Cervicogenic dizziness

Cervicogenic dizziness is a difficult to manage and understand disorder. This is demonstrated in a a recent study (6) describing these challenges which writes: “the condition remains to be enigmatic for clinicians dealing with the dizzy patients.” A problem is the often confused source of the dizziness, and the desire to bundle all symptoms as one condition when the dizziness may be caused by Benign paroxysmal positional vertigo; Bow hunter’s syndrome; Cervical vertigo; Whiplash-associated disorder and Barre-Lieou syndrome.

“Physiotherapy is a common treatment used for cervicogenic dizziness. Treatment of the cervical spine using manual therapy techniques shows moderate evidence in favor of its use.” (7)


References:

1 Gorelov V. JA Barré’s historic article” On posterior cervical sympathetic syndrome”: A translation from French. Cephalalgia: an international journal of headache. 2020 Oct;40(11):1261-5.

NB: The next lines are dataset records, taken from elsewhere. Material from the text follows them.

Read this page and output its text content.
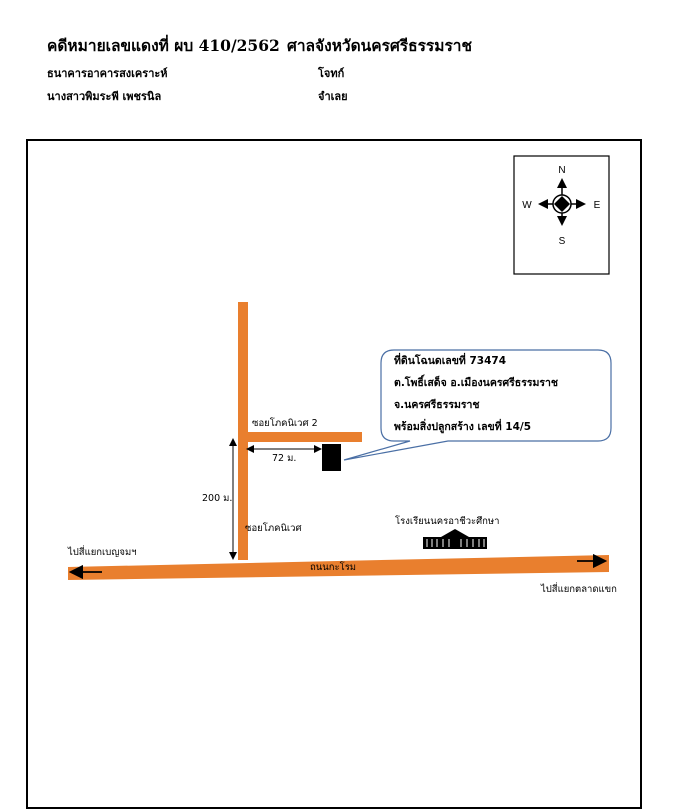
คดีหมายเลขแดงที่ ผบ 410/2562 ศาลจังหวัดนครศรีธรรมราช
ธนาคารอาคารสงเคราะห์	โจทก์
นางสาวพิมระพี เพชรนิล	จำเลย
N
S
W	E
ที่ดินโฉนดเลขที่ 73474
ต.โพธิ์เสด็จ อ.เมืองนครศรีธรรมราช
จ.นครศรีธรรมราช
พร้อมสิ่งปลูกสร้าง เลขที่ 14/5
ซอยโภคนิเวศ 2
72 ม.
200 ม.
ซอยโภคนิเวศ
โรงเรียนนครอาชีวะศึกษา
ไปสี่แยกเบญจมฯ
ถนนกะโรม
ไปสี่แยกตลาดแขก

2 Al Khalili, Yasir, Nam Ly, and Patrick B. Murphy. “Cervicogenic headache.” (2018).
3 Krøll LS, Hammarlund CS, Westergaard ML, Nielsen T, Sloth LB, Jensen RH, Gard G. Level of physical activity, well-being, stress and self-rated health in persons with migraine and co-existing tension-type headache and neck pain. The journal of headache and pain. 2017 Dec;18(1):46.

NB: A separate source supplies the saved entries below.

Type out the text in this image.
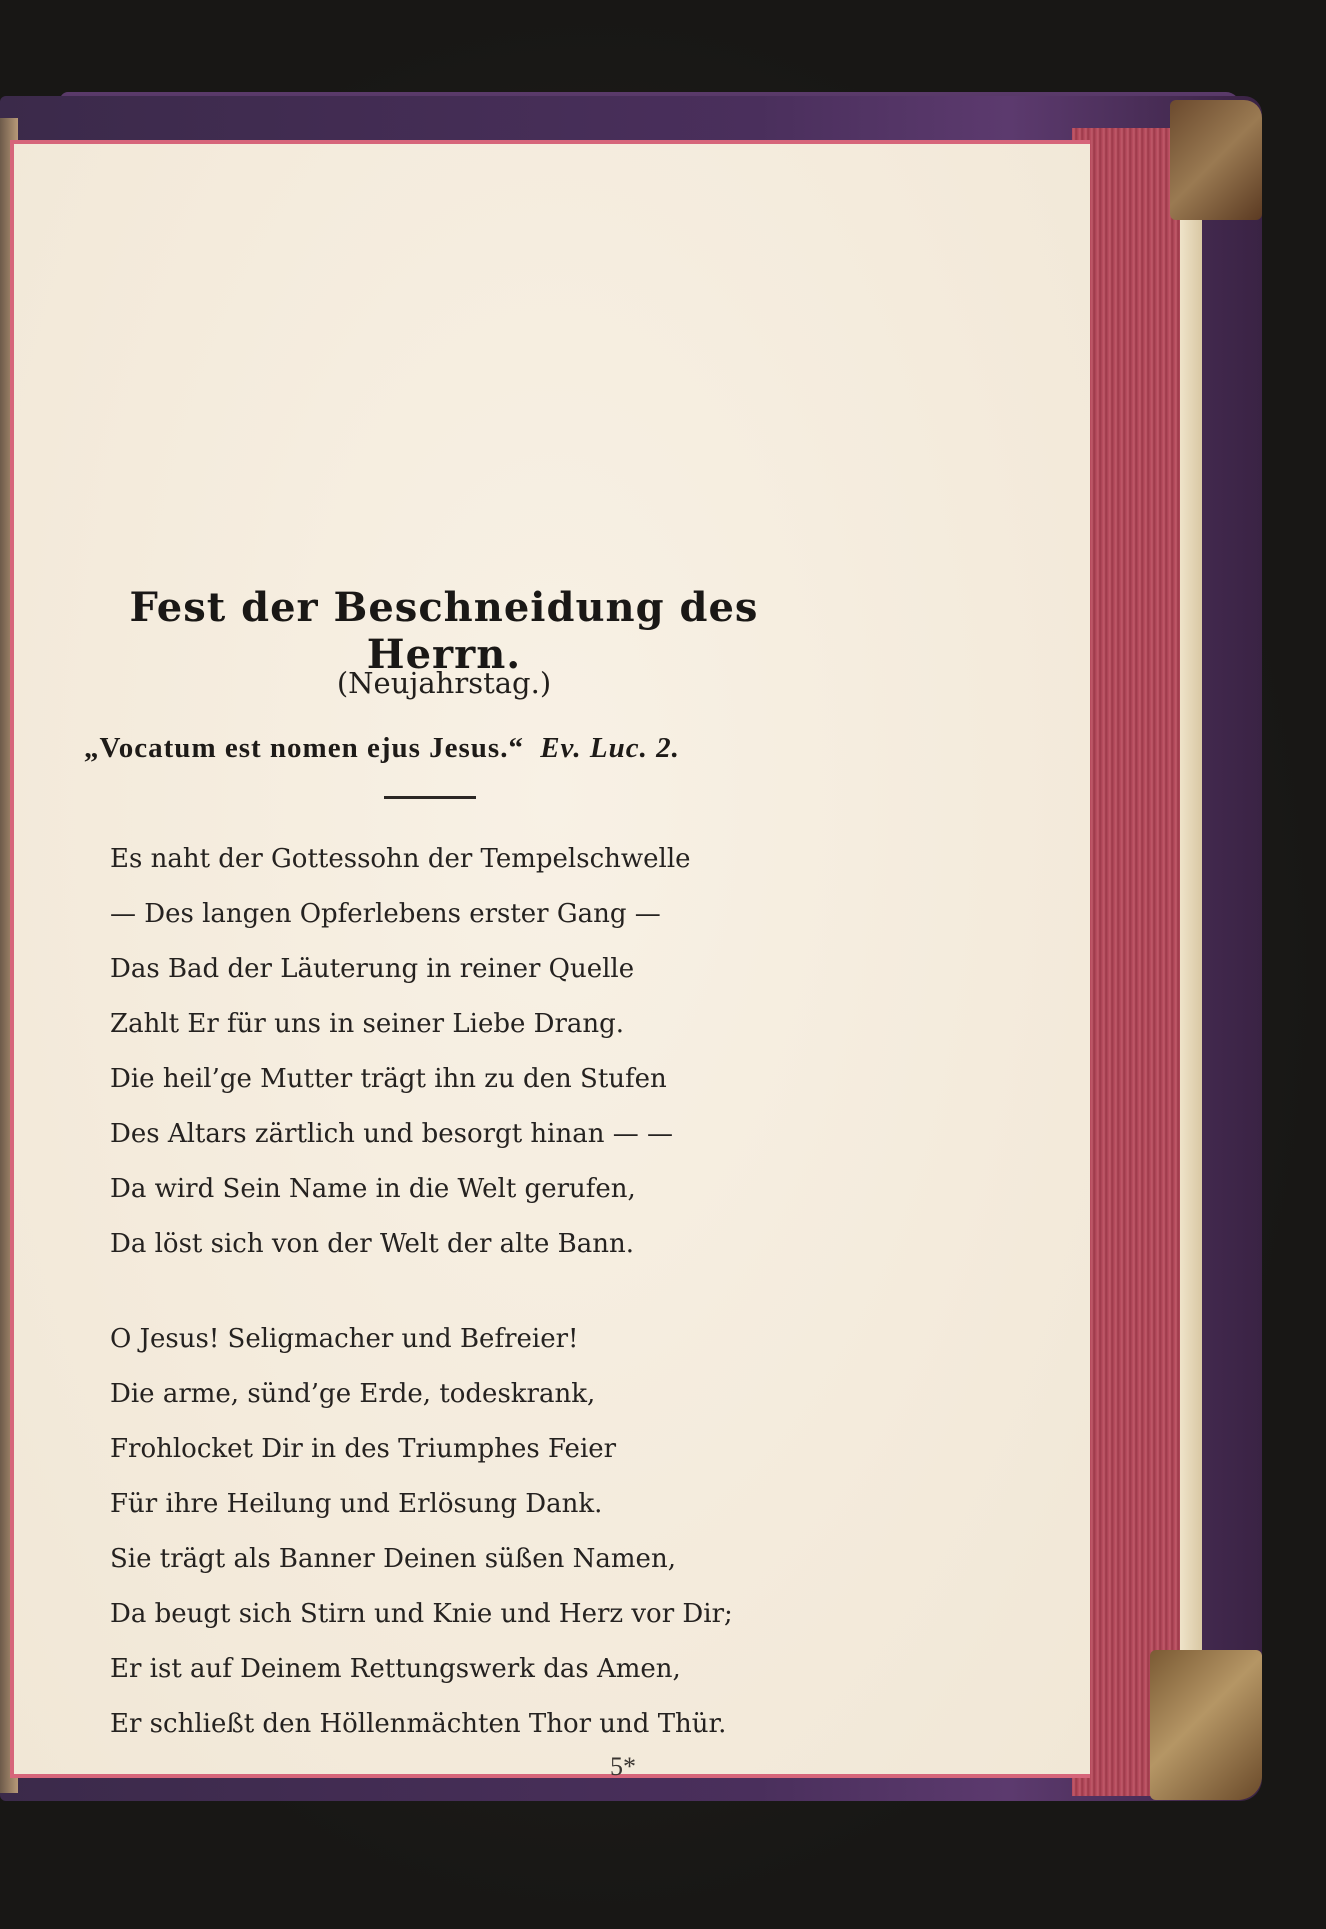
Fest der Beschneidung des Herrn.
(Neujahrstag.)
„Vocatum est nomen ejus Jesus.“ Ev. Luc. 2.
Es naht der Gottessohn der Tempelschwelle
— Des langen Opferlebens erster Gang —
Das Bad der Läuterung in reiner Quelle
Zahlt Er für uns in seiner Liebe Drang.
Die heil’ge Mutter trägt ihn zu den Stufen
Des Altars zärtlich und besorgt hinan — —
Da wird Sein Name in die Welt gerufen,
Da löst sich von der Welt der alte Bann.
O Jesus! Seligmacher und Befreier!
Die arme, sünd’ge Erde, todeskrank,
Frohlocket Dir in des Triumphes Feier
Für ihre Heilung und Erlösung Dank.
Sie trägt als Banner Deinen süßen Namen,
Da beugt sich Stirn und Knie und Herz vor Dir;
Er ist auf Deinem Rettungswerk das Amen,
Er schließt den Höllenmächten Thor und Thür.
5*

4 Benatto MT, Florencio LL, Bragatto MM, Lodovichi SS, Dach F, Bevilaqua-Grossi D. Extensor/flexor ratio of neck muscle strength and electromyographic activity of individuals with migraine: a cross-sectional study. Eur Spine J. 2019 Aug 9.

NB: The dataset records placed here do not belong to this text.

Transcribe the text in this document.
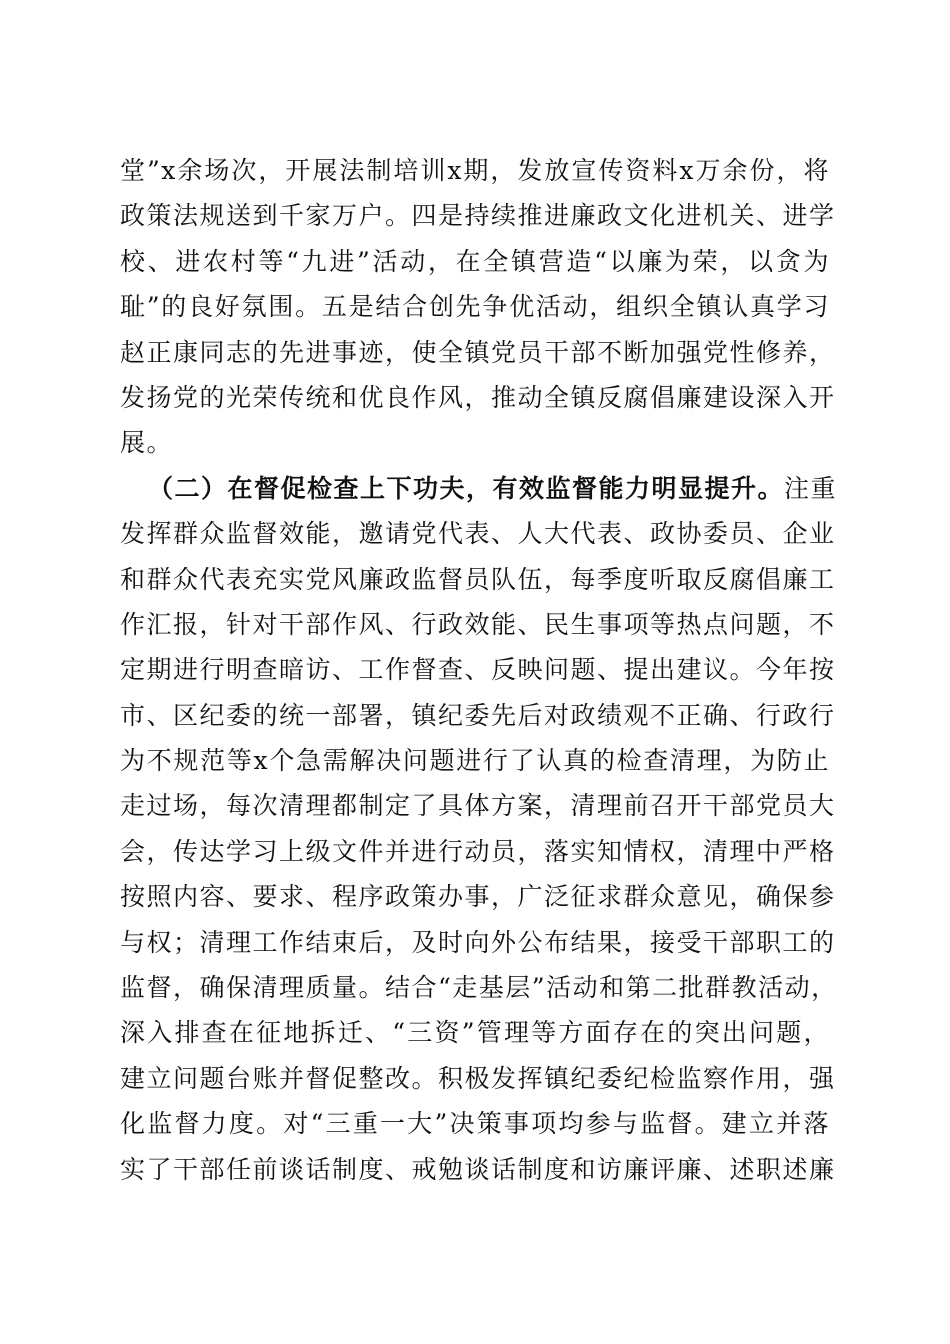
堂”x余场次，开展法制培训x期，发放宣传资料x万余份，将
政策法规送到千家万户。四是持续推进廉政文化进机关、进学
校、进农村等“九进”活动，在全镇营造“以廉为荣，以贪为
耻”的良好氛围。五是结合创先争优活动，组织全镇认真学习
赵正康同志的先进事迹，使全镇党员干部不断加强党性修养，
发扬党的光荣传统和优良作风，推动全镇反腐倡廉建设深入开
展。
（二）在督促检查上下功夫，有效监督能力明显提升。注重
发挥群众监督效能，邀请党代表、人大代表、政协委员、企业
和群众代表充实党风廉政监督员队伍，每季度听取反腐倡廉工
作汇报，针对干部作风、行政效能、民生事项等热点问题，不
定期进行明查暗访、工作督查、反映问题、提出建议。今年按
市、区纪委的统一部署，镇纪委先后对政绩观不正确、行政行
为不规范等x个急需解决问题进行了认真的检查清理，为防止
走过场，每次清理都制定了具体方案，清理前召开干部党员大
会，传达学习上级文件并进行动员，落实知情权，清理中严格
按照内容、要求、程序政策办事，广泛征求群众意见，确保参
与权；清理工作结束后，及时向外公布结果，接受干部职工的
监督，确保清理质量。结合“走基层”活动和第二批群教活动，
深入排查在征地拆迁、“三资”管理等方面存在的突出问题，
建立问题台账并督促整改。积极发挥镇纪委纪检监察作用，强
化监督力度。对“三重一大”决策事项均参与监督。建立并落
实了干部任前谈话制度、戒勉谈话制度和访廉评廉、述职述廉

5 Florencio LL, Ferracini GN, Chaves TC, Palacios-Ceña M, Ordás-Bandera C, Speciali JG, Falla D, Grossi DB, Fernández-de-las-Peñas C. Active trigger points in the cervical musculature determine the altered activation of superficial neck and extensor muscles in women with migraine. The Clinical journal of pain. 2017 Mar 1;33(3):238-45.
6 Devaraja K. Approach to cervicogenic dizziness: a comprehensive review of its aetiopathology and management. European Archives of Oto-Rhino-Laryngology. 2018 Oct;275:2421-33.
7 Carrasco-Uribarren A, Rodríguez-Sanz J, López-de-Celis C, Fanlo-Mazas P, Cabanillas-Barea S. An upper cervical spine treatment protocol for cervicogenic dizziness: a randomized controlled trial. Physiotherapy Theory and Practice. 2022 Nov 18;38(13):2640-9.